Fake news has been one of the biggest cultural phenomenon of recent years, and much debate has raged about how we can best detect and remove it from our midst. The first challenge this presents is how to actually define what is and is not fake news. As politicians have argued this point, a team of British researchers have come up with a mathematical model to do just that.
The work, which was described in a recently published paper, aims to simulate the impact fake news has on referendums and elections. The researchers defined fake news as noise with specific properties that underpinned the bias within it.
Maths has actually been good at filtering out noise for some time, with filtering theory used since the 1950s to distinguish between bias and random noise to allow us to get at the underlying signal. This approach is used by the researchers to model how voters interpret the news they consume.
The model revealed that people tend to fall into one of three categories:
- Those who are generally unaware of the existence of fake news. These people are thus confident that their views are well informed.
- Those who are aware of fake news, but believe they can distinguish fake news from authentic news. Their awareness erodes their confidence in their views because they don’t always trust what they consume.
- The third group are those who are expert at spotting fake news and instantly discount it. They’re confident in their views and unaffected by the fake news out there. Whilst this is the ideal, it’s a group the researchers believe is very small in number.
They use these categories to simulate how random news articles influence a fictitious electorate. The simulation was run over 1,000 times to try and get an accurate insight into the influence of fake news on our voting preferences.
False influence
Perhaps unsurprisingly, those in the first group were easily swayed by fake news, whilst equally unsurprisingly, those in the third group were largely unaffected by it. The second group however were more interesting. They proved aware of the fake news, but were not aware of when it was created, so they tended to overcompensate for the potential of fake news infiltrating their news feed.

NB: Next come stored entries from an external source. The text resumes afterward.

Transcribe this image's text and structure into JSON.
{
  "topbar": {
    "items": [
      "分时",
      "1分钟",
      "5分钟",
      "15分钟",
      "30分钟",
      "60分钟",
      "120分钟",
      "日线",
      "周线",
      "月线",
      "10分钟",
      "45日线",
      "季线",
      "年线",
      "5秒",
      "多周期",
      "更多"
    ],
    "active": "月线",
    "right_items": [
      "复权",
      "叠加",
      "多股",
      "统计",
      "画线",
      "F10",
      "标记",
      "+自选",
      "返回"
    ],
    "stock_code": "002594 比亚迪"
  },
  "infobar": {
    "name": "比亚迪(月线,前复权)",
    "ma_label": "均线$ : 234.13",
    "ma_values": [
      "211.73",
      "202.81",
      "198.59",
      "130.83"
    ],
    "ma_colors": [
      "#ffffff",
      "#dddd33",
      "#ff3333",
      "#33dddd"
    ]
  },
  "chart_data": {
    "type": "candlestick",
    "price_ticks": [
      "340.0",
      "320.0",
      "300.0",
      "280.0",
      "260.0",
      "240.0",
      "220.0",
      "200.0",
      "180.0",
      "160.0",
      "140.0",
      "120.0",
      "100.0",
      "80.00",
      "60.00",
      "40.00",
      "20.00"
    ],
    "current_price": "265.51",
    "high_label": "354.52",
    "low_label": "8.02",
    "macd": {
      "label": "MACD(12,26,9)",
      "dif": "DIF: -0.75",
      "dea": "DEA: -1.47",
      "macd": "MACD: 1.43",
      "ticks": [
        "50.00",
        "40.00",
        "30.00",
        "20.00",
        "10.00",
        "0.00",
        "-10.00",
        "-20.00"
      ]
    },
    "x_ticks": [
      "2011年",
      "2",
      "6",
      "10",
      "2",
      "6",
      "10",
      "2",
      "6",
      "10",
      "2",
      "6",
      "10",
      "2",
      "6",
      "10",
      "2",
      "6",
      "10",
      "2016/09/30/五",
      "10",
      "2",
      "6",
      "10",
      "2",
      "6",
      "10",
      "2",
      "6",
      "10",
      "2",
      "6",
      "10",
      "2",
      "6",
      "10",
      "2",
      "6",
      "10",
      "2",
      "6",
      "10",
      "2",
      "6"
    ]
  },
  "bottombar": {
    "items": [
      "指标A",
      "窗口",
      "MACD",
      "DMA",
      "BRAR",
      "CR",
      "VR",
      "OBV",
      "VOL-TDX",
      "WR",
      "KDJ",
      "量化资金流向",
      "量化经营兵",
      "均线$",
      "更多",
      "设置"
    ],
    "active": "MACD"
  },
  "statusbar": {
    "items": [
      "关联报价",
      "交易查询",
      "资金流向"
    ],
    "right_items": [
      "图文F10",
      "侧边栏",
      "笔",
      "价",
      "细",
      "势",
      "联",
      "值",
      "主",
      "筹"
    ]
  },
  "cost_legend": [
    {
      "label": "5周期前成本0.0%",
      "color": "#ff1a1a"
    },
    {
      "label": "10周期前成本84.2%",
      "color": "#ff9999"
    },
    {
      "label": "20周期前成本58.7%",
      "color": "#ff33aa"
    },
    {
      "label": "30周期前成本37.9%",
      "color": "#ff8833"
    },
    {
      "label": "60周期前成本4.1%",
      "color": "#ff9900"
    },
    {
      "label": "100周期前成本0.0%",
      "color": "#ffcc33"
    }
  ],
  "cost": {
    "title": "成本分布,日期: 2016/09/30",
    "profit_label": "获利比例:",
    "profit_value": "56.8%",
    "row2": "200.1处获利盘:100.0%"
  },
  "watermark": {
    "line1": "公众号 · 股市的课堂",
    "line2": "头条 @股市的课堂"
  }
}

“One can interpret this as an indication that mere knowledge of the possibility of fake news is already a powerful antidote to its effects,” the researchers say.

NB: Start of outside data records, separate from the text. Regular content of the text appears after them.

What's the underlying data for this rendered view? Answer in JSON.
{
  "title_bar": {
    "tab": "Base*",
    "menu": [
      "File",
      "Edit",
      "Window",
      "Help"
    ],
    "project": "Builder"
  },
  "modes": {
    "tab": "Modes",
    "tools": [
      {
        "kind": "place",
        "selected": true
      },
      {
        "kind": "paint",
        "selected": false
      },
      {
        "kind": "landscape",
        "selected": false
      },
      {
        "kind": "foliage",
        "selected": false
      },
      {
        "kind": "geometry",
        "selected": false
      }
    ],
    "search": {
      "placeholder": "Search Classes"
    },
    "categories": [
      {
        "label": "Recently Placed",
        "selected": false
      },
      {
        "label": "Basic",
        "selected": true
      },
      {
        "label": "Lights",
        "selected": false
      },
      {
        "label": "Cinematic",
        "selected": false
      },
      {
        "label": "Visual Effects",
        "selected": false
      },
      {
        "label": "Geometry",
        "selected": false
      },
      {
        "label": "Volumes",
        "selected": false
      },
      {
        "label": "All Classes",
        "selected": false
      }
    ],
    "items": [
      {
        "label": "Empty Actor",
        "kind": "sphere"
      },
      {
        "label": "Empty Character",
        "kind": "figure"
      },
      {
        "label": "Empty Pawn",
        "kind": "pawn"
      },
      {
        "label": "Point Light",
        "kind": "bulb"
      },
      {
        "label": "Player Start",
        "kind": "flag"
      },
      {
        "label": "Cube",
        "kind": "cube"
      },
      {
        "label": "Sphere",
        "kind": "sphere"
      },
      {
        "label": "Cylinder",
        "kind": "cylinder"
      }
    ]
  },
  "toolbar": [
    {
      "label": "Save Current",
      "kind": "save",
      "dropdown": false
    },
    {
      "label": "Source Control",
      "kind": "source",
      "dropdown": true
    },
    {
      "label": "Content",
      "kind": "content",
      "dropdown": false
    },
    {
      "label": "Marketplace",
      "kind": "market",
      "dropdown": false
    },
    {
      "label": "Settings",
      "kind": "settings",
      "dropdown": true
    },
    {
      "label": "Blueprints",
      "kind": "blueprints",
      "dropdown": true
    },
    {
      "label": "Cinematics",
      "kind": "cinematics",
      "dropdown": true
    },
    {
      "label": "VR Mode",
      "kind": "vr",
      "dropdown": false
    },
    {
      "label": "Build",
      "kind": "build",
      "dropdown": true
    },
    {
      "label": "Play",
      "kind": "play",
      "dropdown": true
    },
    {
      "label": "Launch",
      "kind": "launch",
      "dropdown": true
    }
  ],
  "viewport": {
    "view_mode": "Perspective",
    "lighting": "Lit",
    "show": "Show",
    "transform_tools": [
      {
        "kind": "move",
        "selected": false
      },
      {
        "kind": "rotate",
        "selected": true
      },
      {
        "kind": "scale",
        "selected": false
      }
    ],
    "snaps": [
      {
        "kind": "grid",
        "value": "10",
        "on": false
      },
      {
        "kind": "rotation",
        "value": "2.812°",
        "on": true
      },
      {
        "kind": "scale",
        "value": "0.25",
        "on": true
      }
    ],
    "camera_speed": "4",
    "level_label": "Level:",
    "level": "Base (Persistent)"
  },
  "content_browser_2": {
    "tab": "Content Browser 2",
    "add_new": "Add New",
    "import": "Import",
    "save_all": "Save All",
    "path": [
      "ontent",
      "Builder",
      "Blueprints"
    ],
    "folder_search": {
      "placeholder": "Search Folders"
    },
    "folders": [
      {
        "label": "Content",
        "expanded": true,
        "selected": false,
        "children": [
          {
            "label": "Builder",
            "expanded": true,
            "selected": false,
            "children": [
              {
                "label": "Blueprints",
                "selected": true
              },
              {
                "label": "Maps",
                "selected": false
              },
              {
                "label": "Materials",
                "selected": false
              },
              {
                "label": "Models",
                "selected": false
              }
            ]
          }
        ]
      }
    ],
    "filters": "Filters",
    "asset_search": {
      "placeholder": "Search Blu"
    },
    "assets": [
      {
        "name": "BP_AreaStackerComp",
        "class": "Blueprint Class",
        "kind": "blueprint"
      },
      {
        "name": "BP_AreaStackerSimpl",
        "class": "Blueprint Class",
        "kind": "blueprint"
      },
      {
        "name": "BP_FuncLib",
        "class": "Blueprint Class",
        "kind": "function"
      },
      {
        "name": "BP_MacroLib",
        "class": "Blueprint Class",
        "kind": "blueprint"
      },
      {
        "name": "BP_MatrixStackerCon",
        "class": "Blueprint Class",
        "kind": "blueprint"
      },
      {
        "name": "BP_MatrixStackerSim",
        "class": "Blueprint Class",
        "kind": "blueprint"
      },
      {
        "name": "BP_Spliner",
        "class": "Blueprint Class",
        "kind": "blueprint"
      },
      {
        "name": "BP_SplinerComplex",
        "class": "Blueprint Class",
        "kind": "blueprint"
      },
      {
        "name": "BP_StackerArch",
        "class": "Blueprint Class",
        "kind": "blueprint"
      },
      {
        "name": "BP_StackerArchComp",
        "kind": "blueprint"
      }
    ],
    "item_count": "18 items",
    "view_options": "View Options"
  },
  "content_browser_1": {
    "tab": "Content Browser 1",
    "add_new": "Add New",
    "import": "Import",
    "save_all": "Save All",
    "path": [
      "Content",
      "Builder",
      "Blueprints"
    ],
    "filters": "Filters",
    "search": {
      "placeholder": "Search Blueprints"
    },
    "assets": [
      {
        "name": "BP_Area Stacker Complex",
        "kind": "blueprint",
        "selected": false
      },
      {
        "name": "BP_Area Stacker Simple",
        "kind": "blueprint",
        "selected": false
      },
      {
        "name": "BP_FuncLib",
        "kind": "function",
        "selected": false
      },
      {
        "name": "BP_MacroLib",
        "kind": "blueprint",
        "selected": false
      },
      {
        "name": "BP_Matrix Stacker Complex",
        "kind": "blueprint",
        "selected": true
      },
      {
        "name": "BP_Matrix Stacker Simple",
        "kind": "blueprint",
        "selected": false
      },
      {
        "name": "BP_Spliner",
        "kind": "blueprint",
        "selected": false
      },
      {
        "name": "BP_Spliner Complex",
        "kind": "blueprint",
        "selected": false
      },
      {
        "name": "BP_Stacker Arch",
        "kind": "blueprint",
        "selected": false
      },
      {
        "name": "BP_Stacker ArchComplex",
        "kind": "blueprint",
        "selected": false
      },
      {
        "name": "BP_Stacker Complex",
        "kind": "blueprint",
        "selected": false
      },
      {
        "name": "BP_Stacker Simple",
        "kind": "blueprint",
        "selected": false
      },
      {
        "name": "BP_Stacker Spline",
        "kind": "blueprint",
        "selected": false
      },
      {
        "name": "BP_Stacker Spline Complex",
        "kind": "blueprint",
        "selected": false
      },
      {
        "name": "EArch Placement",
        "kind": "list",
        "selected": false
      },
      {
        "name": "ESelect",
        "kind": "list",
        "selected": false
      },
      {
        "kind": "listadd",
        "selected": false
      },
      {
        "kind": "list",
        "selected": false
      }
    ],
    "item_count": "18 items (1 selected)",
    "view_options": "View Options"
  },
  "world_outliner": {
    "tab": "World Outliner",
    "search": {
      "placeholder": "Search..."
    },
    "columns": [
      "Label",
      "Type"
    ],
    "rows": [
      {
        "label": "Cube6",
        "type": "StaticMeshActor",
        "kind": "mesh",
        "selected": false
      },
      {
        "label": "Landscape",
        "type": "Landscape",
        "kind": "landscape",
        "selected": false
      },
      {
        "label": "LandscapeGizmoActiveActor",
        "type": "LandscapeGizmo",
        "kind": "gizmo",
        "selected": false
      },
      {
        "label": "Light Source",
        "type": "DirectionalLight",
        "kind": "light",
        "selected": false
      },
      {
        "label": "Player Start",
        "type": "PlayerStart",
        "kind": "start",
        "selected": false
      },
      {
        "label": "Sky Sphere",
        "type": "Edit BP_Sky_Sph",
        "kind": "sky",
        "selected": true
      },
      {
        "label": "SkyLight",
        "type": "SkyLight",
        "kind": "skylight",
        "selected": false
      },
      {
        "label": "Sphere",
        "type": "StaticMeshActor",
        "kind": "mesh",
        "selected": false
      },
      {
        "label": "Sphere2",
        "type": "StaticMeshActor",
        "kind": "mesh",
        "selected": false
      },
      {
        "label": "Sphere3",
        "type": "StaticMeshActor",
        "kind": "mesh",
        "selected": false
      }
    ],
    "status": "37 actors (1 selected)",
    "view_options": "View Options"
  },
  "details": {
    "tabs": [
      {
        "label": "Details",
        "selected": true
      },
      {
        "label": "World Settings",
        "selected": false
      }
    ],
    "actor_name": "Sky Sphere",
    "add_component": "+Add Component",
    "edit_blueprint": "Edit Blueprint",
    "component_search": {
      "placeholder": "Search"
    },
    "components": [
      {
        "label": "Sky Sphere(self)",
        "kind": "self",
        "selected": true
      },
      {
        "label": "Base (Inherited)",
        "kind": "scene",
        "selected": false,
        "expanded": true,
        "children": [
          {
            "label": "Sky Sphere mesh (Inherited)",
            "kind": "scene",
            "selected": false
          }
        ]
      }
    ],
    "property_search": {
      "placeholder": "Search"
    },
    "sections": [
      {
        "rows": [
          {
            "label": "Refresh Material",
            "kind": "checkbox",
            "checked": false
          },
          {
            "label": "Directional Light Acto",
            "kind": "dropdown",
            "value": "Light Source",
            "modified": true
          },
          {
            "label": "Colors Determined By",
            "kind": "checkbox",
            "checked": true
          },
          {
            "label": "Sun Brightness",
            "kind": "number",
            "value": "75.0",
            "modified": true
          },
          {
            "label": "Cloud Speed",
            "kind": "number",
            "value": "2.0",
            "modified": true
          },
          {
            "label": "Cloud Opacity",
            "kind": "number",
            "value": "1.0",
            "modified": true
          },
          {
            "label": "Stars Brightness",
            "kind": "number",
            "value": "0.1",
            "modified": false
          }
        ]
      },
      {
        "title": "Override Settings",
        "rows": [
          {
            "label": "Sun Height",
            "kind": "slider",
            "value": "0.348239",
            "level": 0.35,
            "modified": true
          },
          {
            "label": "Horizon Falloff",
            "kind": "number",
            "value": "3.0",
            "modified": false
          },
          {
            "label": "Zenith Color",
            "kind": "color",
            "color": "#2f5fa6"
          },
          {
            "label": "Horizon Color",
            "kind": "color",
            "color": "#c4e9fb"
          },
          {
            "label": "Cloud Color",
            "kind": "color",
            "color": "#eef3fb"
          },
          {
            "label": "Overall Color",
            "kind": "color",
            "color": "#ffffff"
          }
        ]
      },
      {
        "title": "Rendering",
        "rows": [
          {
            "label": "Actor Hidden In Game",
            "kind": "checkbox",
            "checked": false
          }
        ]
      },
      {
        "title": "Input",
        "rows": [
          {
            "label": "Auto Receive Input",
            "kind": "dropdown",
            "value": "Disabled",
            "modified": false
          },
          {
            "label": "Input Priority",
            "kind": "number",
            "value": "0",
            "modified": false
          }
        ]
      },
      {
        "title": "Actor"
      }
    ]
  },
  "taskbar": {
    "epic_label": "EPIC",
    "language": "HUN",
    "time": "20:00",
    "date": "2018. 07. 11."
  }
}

Of course, politics is nothing if not a prickly domain, and there is much evidence to suggest a strong form of confirmation bias exists when it comes to our political beliefs. Quite how fake news fits into that narrative for the three groups is not something that the paper covers. For instance, does fake news merely confirm our existing beliefs or actually change them?
Nonetheless, it seems sensible to believe that a lot more needs to be done both to counter the availability of fake news, and to better inform people to be able to detect it. It’s an issue that will no doubt rumble on, and this paper is an interesting addition to the debate.